In der Rangliste der höchsten Gebäude Frankfurts belegt es den fünften Rang. Europaweit belegt es Rang 19. Nichts desto Trotz strahlt es durch seine Bauweise eine Eleganz aus, die den Betrachter schwerlich unbeeindruckt lassen kann.

Für Serie-X einer von vielen Gründen hier eine Kalenderproduktion umzusetzen.

Der Wolkenkratzer im Westend von Frankfurt

Das Frankfurter Trianon von unten gesehen, ein gewaltiger Bau aus hochfesten Beton dessen Abschluss ein Diamant bildet, der in der Dunkelheit auf die Schönheit dieses Bauwerkes hinweist.

Erbaut wurde das Hochhaus zwischen 1989 und 1993 von den Architekten der Novotny Mähner Assoziierte, HPP International und Albert Speer & Partner. Seither zählt das Trianon, auf Grund seines Erscheinungsbildes, zu den Premium Towers of the World.

Diese Auszeichnung war Grund genug für das Projekt Serie-X das Trianon für ein Shooting aus zu wählen. Zumal Frankfurt am Main europaweit eine der wenigen Städte ist, welche eine echte Skyline zu bieten haben.

Der Grundriss des Hauses hat die Form eines gleichseitigen Dreiecks, an dessen Ecken stehen die Ecktürme in der gleichen Form und bilden mit 186 Metern den höchsten Punkt des Hauses.

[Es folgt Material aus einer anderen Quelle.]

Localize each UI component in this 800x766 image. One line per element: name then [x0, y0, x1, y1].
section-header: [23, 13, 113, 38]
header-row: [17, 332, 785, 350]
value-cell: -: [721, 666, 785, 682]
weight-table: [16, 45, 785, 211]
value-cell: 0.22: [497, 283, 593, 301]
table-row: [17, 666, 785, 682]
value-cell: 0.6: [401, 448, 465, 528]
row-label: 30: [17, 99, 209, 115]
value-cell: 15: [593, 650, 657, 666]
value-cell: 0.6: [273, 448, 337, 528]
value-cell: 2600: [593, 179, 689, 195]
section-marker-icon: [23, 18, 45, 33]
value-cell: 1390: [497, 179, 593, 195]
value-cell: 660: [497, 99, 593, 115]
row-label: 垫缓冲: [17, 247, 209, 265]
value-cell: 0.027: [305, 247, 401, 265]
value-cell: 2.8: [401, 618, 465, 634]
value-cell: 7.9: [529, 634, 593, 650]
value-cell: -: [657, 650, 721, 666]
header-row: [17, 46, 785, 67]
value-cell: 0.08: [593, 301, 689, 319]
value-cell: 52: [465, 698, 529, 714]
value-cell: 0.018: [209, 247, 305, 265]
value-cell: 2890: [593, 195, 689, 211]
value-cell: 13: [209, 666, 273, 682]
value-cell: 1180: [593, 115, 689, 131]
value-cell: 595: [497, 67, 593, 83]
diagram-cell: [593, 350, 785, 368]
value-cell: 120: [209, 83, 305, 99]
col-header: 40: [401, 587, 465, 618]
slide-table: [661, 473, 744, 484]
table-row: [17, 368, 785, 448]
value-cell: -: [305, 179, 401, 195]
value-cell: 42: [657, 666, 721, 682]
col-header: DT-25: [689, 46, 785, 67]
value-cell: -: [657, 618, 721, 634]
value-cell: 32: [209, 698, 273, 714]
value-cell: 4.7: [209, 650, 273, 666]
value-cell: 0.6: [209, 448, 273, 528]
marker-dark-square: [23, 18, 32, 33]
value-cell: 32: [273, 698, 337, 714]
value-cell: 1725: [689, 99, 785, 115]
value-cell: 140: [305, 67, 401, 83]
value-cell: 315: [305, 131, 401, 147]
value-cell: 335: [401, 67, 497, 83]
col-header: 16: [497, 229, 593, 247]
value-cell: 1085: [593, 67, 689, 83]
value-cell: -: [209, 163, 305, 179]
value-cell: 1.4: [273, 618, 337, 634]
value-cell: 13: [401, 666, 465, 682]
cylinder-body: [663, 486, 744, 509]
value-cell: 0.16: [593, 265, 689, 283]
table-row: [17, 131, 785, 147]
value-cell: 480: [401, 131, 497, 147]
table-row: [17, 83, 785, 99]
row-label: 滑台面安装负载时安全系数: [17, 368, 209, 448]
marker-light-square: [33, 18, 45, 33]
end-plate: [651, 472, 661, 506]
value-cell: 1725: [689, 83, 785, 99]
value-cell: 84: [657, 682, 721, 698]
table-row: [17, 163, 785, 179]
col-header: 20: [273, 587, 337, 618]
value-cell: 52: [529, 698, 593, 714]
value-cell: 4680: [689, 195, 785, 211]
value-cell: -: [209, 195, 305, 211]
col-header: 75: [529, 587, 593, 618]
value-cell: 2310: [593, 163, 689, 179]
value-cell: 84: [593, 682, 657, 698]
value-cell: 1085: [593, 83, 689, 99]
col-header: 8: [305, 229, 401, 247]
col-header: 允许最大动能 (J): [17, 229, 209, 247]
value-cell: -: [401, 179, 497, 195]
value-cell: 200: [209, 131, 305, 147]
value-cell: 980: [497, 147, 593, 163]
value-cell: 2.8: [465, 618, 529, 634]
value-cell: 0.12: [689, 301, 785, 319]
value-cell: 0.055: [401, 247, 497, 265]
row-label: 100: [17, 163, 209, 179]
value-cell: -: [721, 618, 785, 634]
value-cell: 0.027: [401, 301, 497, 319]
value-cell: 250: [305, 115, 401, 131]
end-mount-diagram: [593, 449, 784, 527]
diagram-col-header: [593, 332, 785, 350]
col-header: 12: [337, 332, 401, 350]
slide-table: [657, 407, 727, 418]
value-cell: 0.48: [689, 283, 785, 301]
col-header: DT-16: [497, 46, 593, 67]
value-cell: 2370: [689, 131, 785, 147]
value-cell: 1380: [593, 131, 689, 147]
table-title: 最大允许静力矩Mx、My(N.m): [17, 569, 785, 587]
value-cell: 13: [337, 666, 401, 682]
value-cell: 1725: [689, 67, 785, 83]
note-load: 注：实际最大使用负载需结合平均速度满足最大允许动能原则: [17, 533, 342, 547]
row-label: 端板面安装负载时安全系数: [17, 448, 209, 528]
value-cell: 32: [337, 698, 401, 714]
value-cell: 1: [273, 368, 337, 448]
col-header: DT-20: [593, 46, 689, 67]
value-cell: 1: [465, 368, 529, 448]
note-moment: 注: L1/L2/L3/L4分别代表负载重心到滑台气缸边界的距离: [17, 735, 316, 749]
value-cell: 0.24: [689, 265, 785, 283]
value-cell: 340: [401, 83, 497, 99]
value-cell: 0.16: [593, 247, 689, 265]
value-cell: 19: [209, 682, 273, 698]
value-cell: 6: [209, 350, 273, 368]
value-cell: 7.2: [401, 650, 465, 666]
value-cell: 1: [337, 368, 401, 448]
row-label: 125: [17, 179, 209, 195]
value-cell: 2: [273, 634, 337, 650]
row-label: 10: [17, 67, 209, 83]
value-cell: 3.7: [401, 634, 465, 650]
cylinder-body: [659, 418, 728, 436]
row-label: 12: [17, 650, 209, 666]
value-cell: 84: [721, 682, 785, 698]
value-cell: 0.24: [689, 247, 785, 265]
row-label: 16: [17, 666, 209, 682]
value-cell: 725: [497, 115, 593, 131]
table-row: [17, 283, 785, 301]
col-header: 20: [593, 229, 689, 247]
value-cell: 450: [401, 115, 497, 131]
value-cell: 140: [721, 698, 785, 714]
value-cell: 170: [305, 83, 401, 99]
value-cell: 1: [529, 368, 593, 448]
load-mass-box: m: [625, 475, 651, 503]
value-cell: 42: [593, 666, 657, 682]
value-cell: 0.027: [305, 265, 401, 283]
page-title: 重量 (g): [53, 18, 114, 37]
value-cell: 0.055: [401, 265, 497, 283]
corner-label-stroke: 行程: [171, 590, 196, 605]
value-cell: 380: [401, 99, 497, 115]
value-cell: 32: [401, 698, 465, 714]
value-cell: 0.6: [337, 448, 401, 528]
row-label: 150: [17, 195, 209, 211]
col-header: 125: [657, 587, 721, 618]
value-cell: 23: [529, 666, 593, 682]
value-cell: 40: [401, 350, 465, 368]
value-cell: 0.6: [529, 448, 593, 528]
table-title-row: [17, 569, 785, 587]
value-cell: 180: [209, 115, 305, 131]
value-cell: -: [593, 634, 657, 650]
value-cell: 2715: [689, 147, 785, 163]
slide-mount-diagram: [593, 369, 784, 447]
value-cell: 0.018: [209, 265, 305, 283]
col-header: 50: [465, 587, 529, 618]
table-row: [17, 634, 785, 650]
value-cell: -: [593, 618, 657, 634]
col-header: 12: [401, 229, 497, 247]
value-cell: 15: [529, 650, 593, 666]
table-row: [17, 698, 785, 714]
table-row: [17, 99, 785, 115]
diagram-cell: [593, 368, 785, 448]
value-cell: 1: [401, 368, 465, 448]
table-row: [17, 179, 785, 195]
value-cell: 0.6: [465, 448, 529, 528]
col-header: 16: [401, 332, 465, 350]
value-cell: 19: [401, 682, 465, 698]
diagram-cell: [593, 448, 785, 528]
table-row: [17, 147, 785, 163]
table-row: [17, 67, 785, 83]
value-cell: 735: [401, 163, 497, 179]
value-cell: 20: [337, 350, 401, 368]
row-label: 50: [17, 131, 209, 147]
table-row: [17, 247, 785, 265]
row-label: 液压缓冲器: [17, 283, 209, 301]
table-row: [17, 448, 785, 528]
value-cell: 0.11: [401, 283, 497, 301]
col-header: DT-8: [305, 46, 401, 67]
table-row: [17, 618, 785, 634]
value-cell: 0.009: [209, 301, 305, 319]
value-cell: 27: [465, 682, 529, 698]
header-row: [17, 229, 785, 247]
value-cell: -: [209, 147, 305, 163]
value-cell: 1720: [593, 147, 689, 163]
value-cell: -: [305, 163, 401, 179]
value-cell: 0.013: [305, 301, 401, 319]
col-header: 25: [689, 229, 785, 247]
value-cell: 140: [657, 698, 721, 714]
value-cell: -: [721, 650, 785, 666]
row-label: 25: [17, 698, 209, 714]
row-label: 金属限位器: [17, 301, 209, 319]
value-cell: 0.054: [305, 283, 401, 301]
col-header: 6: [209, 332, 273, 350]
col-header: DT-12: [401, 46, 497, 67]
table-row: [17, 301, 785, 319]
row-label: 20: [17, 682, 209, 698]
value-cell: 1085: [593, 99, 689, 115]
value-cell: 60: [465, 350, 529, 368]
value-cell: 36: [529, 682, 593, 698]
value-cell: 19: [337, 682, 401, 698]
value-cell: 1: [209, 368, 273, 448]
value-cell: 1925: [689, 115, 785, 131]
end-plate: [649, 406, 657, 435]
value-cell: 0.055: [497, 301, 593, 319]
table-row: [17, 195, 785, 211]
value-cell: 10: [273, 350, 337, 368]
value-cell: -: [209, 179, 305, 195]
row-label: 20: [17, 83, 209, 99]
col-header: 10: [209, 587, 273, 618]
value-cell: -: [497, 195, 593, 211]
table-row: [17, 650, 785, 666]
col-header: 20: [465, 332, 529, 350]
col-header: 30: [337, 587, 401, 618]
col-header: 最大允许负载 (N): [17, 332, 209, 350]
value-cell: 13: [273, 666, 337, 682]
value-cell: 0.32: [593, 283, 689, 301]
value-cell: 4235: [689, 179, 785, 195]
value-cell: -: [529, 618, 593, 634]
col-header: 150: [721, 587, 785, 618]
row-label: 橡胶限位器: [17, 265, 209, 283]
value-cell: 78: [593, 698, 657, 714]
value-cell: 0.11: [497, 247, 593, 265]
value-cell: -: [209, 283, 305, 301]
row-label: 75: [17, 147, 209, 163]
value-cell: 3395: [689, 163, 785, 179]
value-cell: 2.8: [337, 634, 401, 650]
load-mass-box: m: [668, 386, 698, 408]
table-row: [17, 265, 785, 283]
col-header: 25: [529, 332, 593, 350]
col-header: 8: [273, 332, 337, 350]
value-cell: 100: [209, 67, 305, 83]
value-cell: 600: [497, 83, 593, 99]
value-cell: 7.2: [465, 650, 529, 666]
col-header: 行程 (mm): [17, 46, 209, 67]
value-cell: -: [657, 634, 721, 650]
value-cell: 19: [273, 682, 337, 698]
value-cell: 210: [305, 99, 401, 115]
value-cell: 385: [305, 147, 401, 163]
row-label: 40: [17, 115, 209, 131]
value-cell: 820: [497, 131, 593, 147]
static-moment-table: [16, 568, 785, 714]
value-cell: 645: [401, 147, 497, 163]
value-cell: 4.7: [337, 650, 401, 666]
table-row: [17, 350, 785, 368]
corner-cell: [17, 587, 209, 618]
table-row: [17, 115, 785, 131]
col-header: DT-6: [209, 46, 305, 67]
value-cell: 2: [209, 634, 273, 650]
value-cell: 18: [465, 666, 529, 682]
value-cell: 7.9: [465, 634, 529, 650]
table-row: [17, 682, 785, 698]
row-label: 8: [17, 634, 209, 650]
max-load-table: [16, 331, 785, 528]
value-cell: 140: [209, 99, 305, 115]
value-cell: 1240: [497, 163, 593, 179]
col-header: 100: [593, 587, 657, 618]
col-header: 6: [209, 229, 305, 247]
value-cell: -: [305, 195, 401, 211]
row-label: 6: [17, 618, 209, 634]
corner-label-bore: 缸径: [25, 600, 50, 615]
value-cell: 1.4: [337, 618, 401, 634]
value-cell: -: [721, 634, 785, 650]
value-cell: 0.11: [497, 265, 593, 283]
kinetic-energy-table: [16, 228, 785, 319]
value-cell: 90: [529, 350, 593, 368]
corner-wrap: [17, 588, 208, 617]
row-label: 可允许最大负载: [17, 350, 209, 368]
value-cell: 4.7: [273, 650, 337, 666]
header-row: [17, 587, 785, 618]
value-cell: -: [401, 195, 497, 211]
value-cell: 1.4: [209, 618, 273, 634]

Das Trianon in Frankfurt am Main
Spieglein, Spieglein im Diamant

Spieglein, Spieglein im Diamant....

Der komplett verspiegelte Diamant, der auf dem Dach des Trianon zwischen den drei Eckhäusern, welche Pylonen genannt werden, sein Zuhause hat, ist für jeden Fotografen eine Fundgrube an Motiven. In diesem Fall waren die Spiegelungen das Serie-X Produktions-Team und der zwei Begleiter des Securitas Sicherheitsdienstes das Objekt des Fotografen.

Ebenfalls zu sehen ist die eigentliche Produktionsstätte, das Dach des Hochhauses. 174 Meter weiter unten, im Grünen, liegen die Büro- und Wohngebäude die das Trianon umgeben.

Durch die gute Beratung der zwei Securitas Mitarbeiter und der Möglichkeit alle drei Pylonen (die Eckhäuser des Trianon) zu begehen, eröffneten sich dem Serie-X Produktions-Team unzählige Möglichkeiten der Bildgestaltung.
Dennoch sollte die Aufnahme, welche letzten Endes im Kalender erscheinen sollte, zu den abgearbeiteten Kalendermotiven passen.

Der Diamant von unten

Einen besonderen Blick auf das Bankenviertel von Frankfurt hatten die Besucher, wenn sie sich genau unter den Diamanten begaben.

Hier konnte auf eindrucksvolle Weise weit in das Landesinnere von Hessen geblickt werden. Natürlich hoben sich die Gebäude die Frankfurt auch den Namen Mainhatten einbrachten besonders hervor.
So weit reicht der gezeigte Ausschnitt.